Being a nice person, I didn’t just roll the toilet paper back, I cut off the squares that touched the floor and wrapped the pee stick with that toilet paper. I wet my face a little and scrunched up some toilet paper to make it look like I just grabbed a bunch of toilet paper to blow my nose.
I walked back into the bedroom and placed the pee stick on the dresser. I just stared at it. Nothing was happening. Thirty minutes and both windows were blank. What does that mean?!
Invalid. You have to take another test.


6 comments:
Nooooo!
Okay, that is the complete opposite to what the fortune cookie said. Worst. News. Ever.
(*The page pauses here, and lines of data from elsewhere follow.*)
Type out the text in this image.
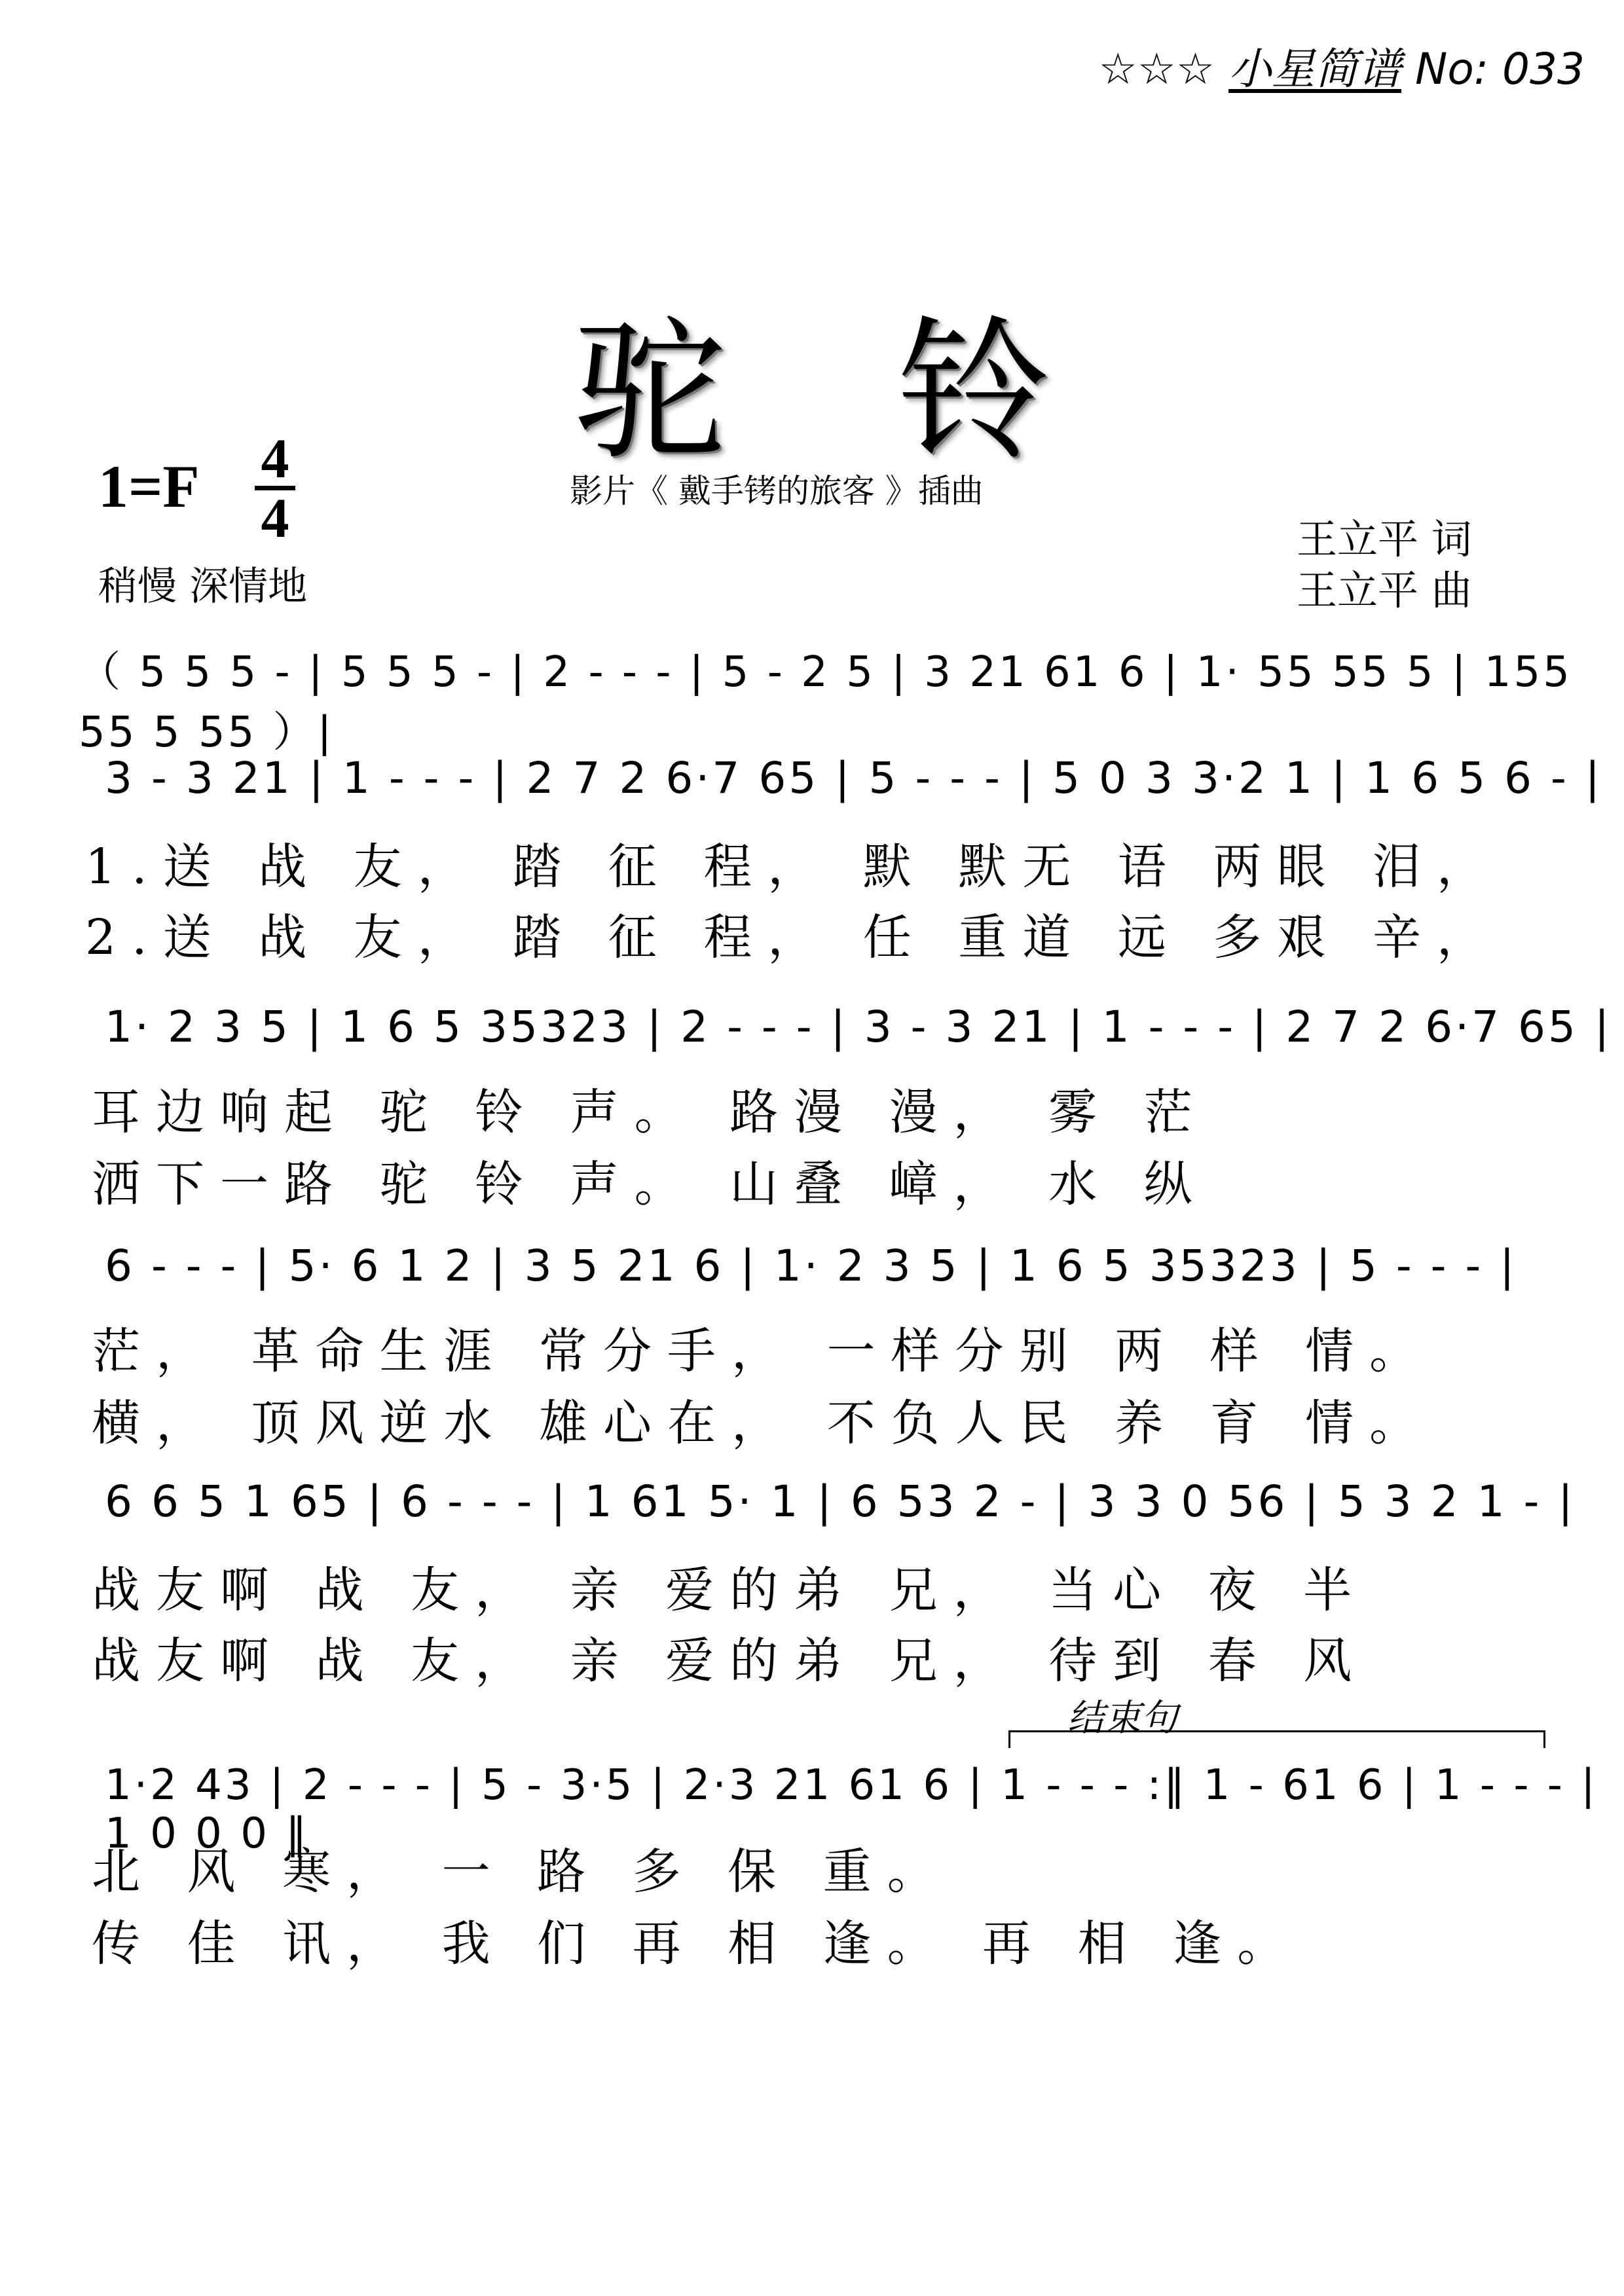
☆☆☆ 小星简谱 No: 033
驼 铃
1=F 4
4	影片《 戴手铐的旅客 》插曲
稍慢 深情地
王立平 词
王立平 曲
（ 5 5 5 - | 5 5 5 - | 2 - - - | 5 - 2 5 | 3 21 61 6 | 1· 55 55 5 | 155 55 5 55 ）|
3 - 3 21 | 1 - - - | 2 7 2 6·7 65 | 5 - - - | 5 0 3 3·2 1 | 1 6 5 6 - |
1.送 战 友， 踏 征 程， 默 默无 语 两眼 泪，
2.送 战 友， 踏 征 程， 任 重道 远 多艰 辛，
1· 2 3 5 | 1 6 5 35323 | 2 - - - | 3 - 3 21 | 1 - - - | 2 7 2 6·7 65 |
耳边响起 驼 铃 声。 路漫 漫， 雾 茫
洒下一路 驼 铃 声。 山叠 嶂， 水 纵
6 - - - | 5· 6 1 2 | 3 5 21 6 | 1· 2 3 5 | 1 6 5 35323 | 5 - - - |
茫， 革命生涯 常分手， 一样分别 两 样 情。
横， 顶风逆水 雄心在， 不负人民 养 育 情。
6 6 5 1 65 | 6 - - - | 1 61 5· 1 | 6 53 2 - | 3 3 0 56 | 5 3 2 1 - |
战友啊 战 友， 亲 爱的弟 兄， 当心 夜 半
战友啊 战 友， 亲 爱的弟 兄， 待到 春 风
结束句
1·2 43 | 2 - - - | 5 - 3·5 | 2·3 21 61 6 | 1 - - - :‖ 1 - 61 6 | 1 - - - | 1 0 0 0 ‖
北 风 寒， 一 路 多 保 重。
传 佳 讯， 我 们 再 相 逢。 再 相 逢。
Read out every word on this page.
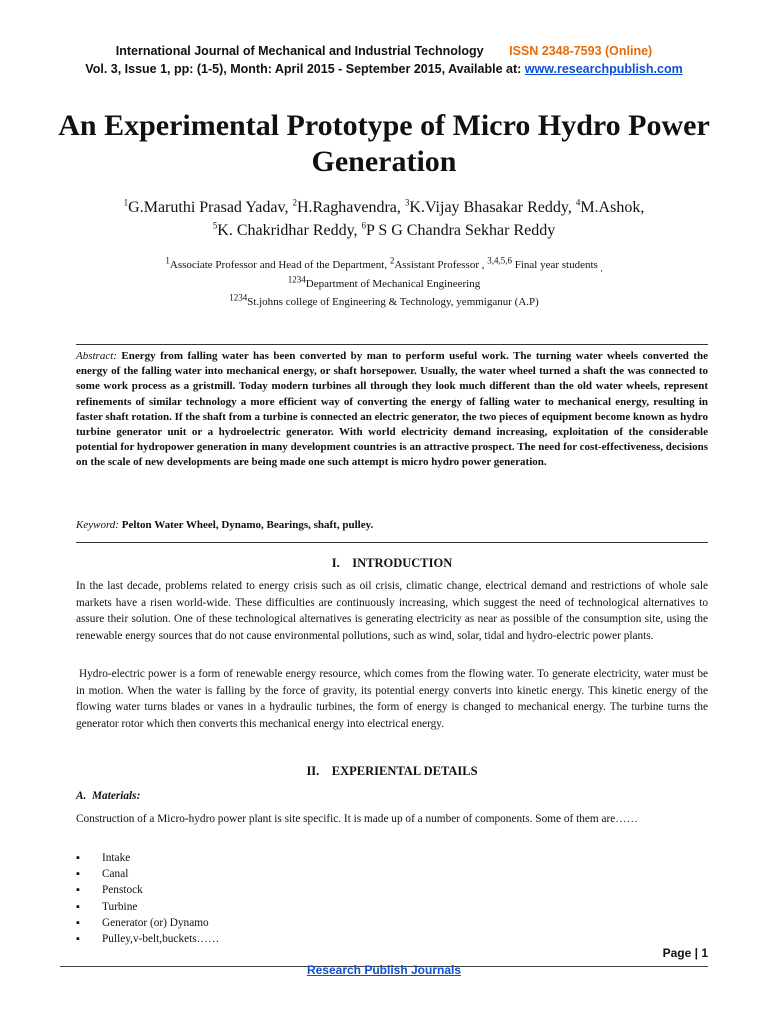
International Journal of Mechanical and Industrial Technology ISSN 2348-7593 (Online)
Vol. 3, Issue 1, pp: (1-5), Month: April 2015 - September 2015, Available at: www.researchpublish.com
An Experimental Prototype of Micro Hydro Power Generation
$^1$G.Maruthi Prasad Yadav, $^2$H.Raghavendra, $^3$K.Vijay Bhasakar Reddy, $^4$M.Ashok,
$^5$K. Chakridhar Reddy, $^6$P S G Chandra Sekhar Reddy
$^1$Associate Professor and Head of the Department, $^2$Assistant Professor , $^{3,4,5,6}$ Final year students $_,$
$^{1234}$Department of Mechanical Engineering
$^{1234}$St.johns college of Engineering & Technology, yemmiganur (A.P)
Abstract: Energy from falling water has been converted by man to perform useful work. The turning water wheels converted the energy of the falling water into mechanical energy, or shaft horsepower. Usually, the water wheel turned a shaft the was connected to some work process as a gristmill. Today modern turbines all through they look much different than the old water wheels, represent refinements of similar technology a more efficient way of converting the energy of falling water to mechanical energy, resulting in faster shaft rotation. If the shaft from a turbine is connected an electric generator, the two pieces of equipment become known as hydro turbine generator unit or a hydroelectric generator. With world electricity demand increasing, exploitation of the considerable potential for hydropower generation in many development countries is an attractive prospect. The need for cost-effectiveness, decisions on the scale of new developments are being made one such attempt is micro hydro power generation.
Keyword: Pelton Water Wheel, Dynamo, Bearings, shaft, pulley.
I.    INTRODUCTION

In the last decade, problems related to energy crisis such as oil crisis, climatic change, electrical demand and restrictions of whole sale markets have a risen world-wide. These difficulties are continuously increasing, which suggest the need of technological alternatives to assure their solution. One of these technological alternatives is generating electricity as near as possible of the consumption site, using the renewable energy sources that do not cause environmental pollutions, such as wind, solar, tidal and hydro-electric power plants.

Hydro-electric power is a form of renewable energy resource, which comes from the flowing water. To generate electricity, water must be in motion. When the water is falling by the force of gravity, its potential energy converts into kinetic energy. This kinetic energy of the flowing water turns blades or vanes in a hydraulic turbines, the form of energy is changed to mechanical energy. The turbine turns the generator rotor which then converts this mechanical energy into electrical energy.

II.    EXPERIENTAL DETAILS
A.  Materials:

Construction of a Micro-hydro power plant is site specific. It is made up of a number of components. Some of them are……

▪ Intake
▪ Canal
▪ Penstock
▪ Turbine
▪ Generator (or) Dynamo
▪ Pulley,v-belt,buckets……
Page | 1
Research Publish Journals
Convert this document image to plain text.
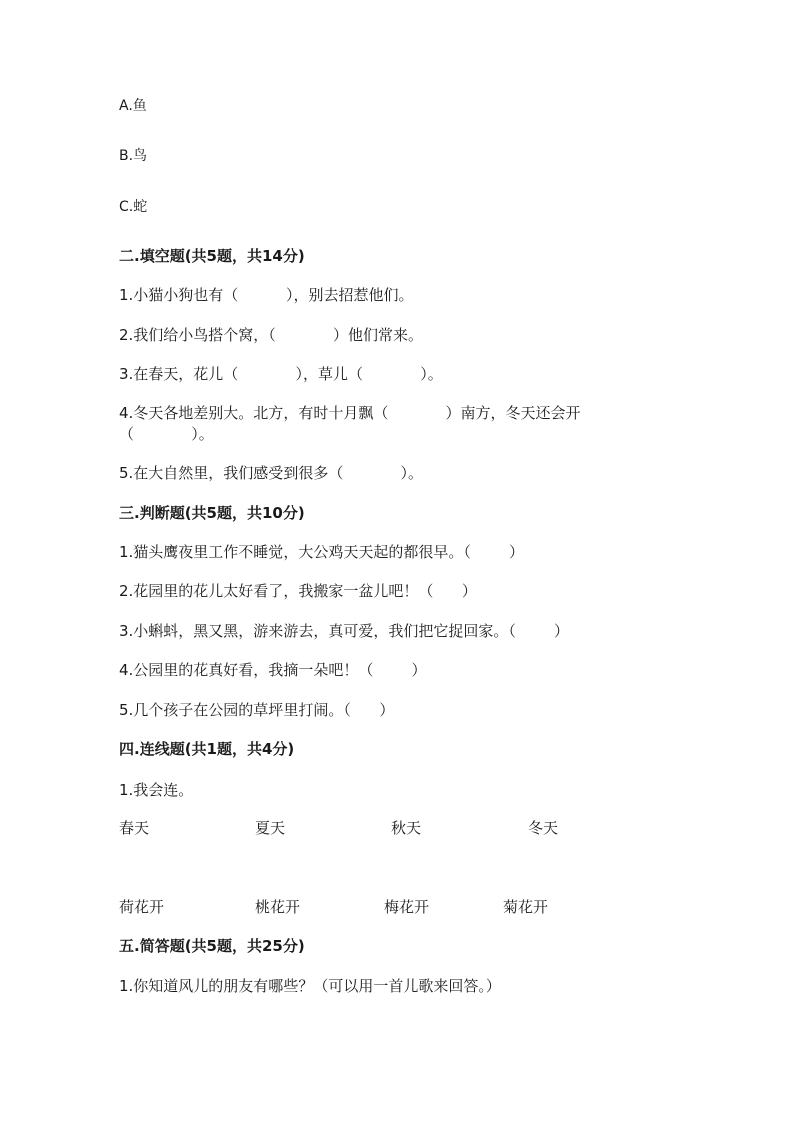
A.鱼
B.鸟
C.蛇
二.填空题(共5题，共14分)
1.小猫小狗也有（          ），别去招惹他们。
2.我们给小鸟搭个窝，（            ）他们常来。
3.在春天，花儿（            ），草儿（            ）。
4.冬天各地差别大。北方，有时十月飘（            ）南方，冬天还会开
（            ）。
5.在大自然里，我们感受到很多（            ）。
三.判断题(共5题，共10分)
1.猫头鹰夜里工作不睡觉，大公鸡天天起的都很早。（        ）
2.花园里的花儿太好看了，我搬家一盆儿吧！（      ）
3.小蝌蚪，黑又黑，游来游去，真可爱，我们把它捉回家。（        ）
4.公园里的花真好看，我摘一朵吧！（        ）
5.几个孩子在公园的草坪里打闹。（      ）
四.连线题(共1题，共4分)
1.我会连。
春天	夏天	秋天	冬天
荷花开	桃花开	梅花开	菊花开
五.简答题(共5题，共25分)
1.你知道风儿的朋友有哪些？（可以用一首儿歌来回答。）
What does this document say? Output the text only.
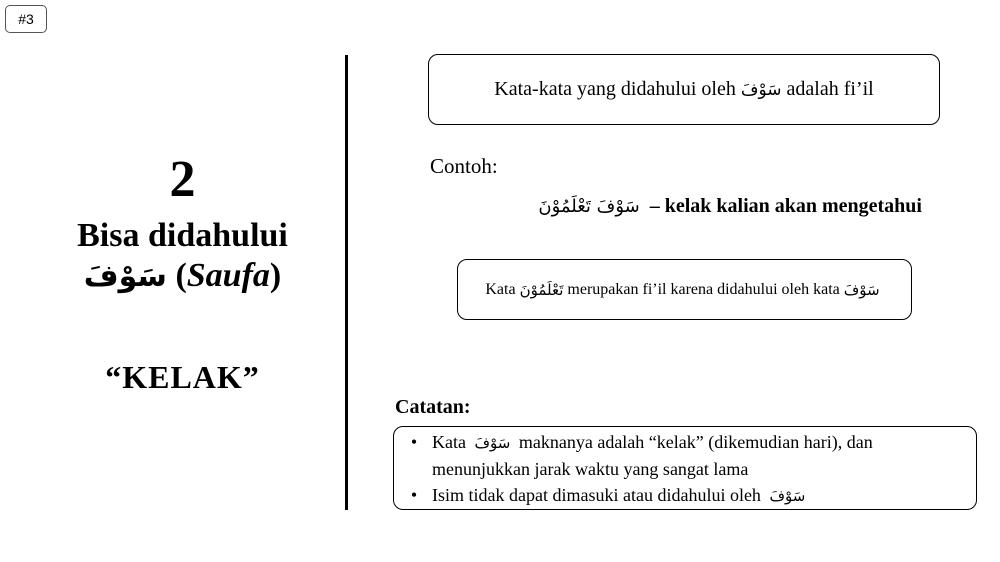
#3
2
Bisa didahului
سَوْفَ (Saufa)
“KELAK”
Kata-kata yang didahului oleh سَوْفَ adalah fi’il
Contoh:
سَوْفَ تَعْلَمُوْنَ – kelak kalian akan mengetahui
Kata تَعْلَمُوْنَ merupakan fi’il karena didahului oleh kata سَوْفَ
Catatan:
• Kata سَوْفَ maknanya adalah “kelak” (dikemudian hari), dan
menunjukkan jarak waktu yang sangat lama
• Isim tidak dapat dimasuki atau didahului oleh سَوْفَ
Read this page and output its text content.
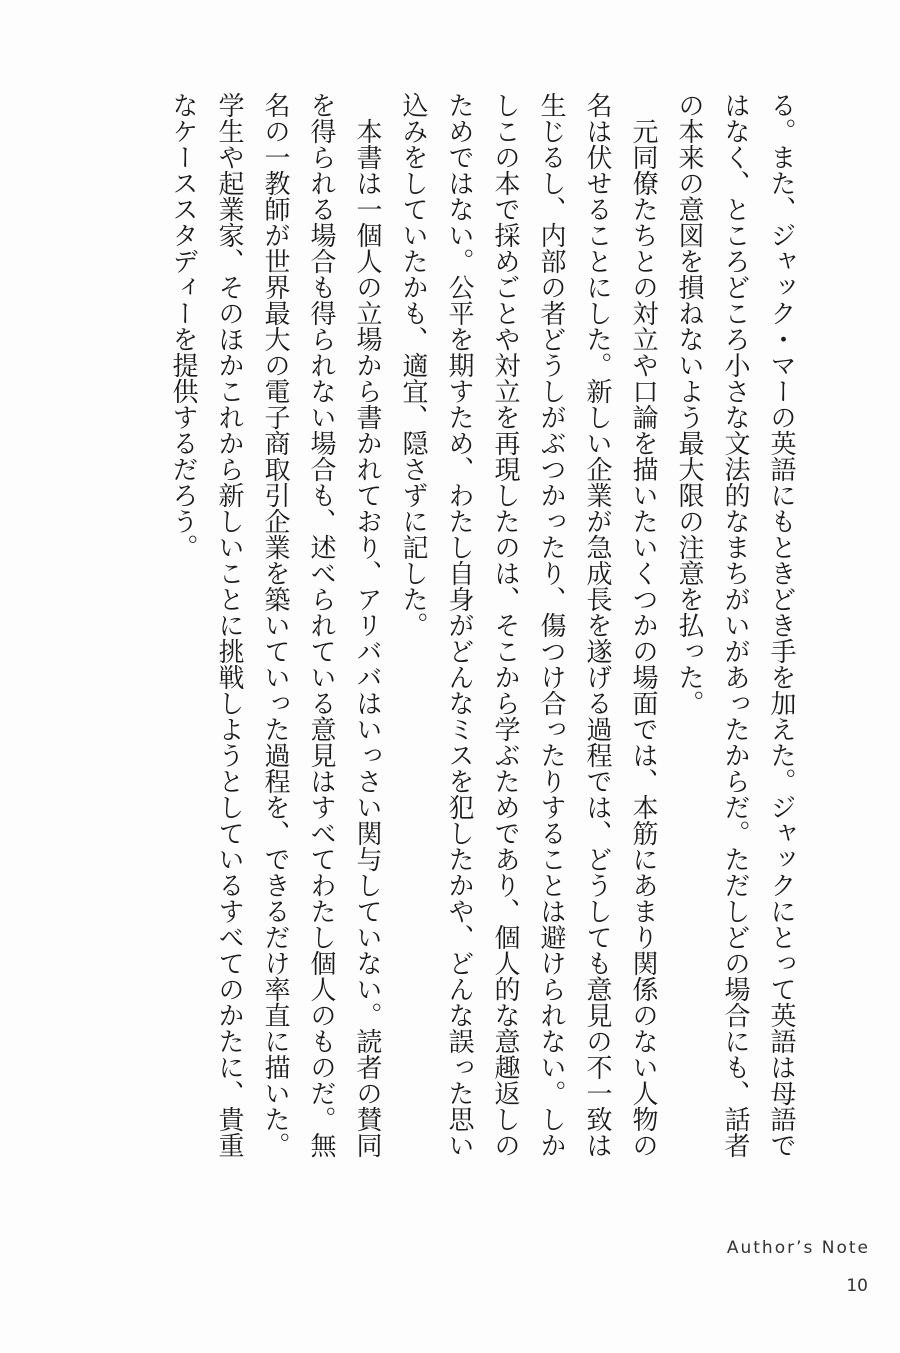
る。また、ジャック・マーの英語にもときどき手を加えた。ジャックにとって英語は母語ではなく、ところどころ小さな文法的なまちがいがあったからだ。ただしどの場合にも、話者の本来の意図を損ねないよう最大限の注意を払った。

元同僚たちとの対立や口論を描いたいくつかの場面では、本筋にあまり関係のない人物の名は伏せることにした。新しい企業が急成長を遂げる過程では、どうしても意見の不一致は生じるし、内部の者どうしがぶつかったり、傷つけ合ったりすることは避けられない。しかしこの本で採めごとや対立を再現したのは、そこから学ぶためであり、個人的な意趣返しのためではない。公平を期すため、わたし自身がどんなミスを犯したかや、どんな誤った思い込みをしていたかも、適宜、隠さずに記した。

本書は一個人の立場から書かれており、アリババはいっさい関与していない。読者の賛同を得られる場合も得られない場合も、述べられている意見はすべてわたし個人のものだ。無名の一教師が世界最大の電子商取引企業を築いていった過程を、できるだけ率直に描いた。学生や起業家、そのほかこれから新しいことに挑戦しようとしているすべてのかたに、貴重なケーススタディーを提供するだろう。

Author’s Note
10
I've been through this situation more than once, but I've never had the test crap out on me! Please tell me you immediately went back to Walgreens and bought another!
Peeing on those damn things is almost freaking impossible. There have been times were I just missed the whole damn stick. Then times were I peed on it too much and thus caused it not to work. Peeing in a cup and then dipping it in seems to work the best.
This is probably the weirdess comment I have ever left someone.
I did think about doing the cup and dipping thing, but, it was hard enough just going to the bathroom while the boyfriend's roommates were all over the place.
Oh my gosh!! Take another one!!!
Go figure that you'd get the one freaky test that didn't work right!
1.) Love the new layout. Sort of weird to comment about that on this post but I know the end of this story. ;)
2.) That would've been me. Alternatively going, "BAAABY, OOOH!" and "OH NO BABY WTF."
*hugs*
Lol, all baby everything.
Don't be too scared. Sebastien and I took a test once and even though we didn't want nor were we ready for kids, we were a bit disappointed when the test came back negative.
Sorry about the 35 bucks though. I got a free test done at planned parenthood once. If you can put up with being called horrible names as you walk in, I highly recommend it.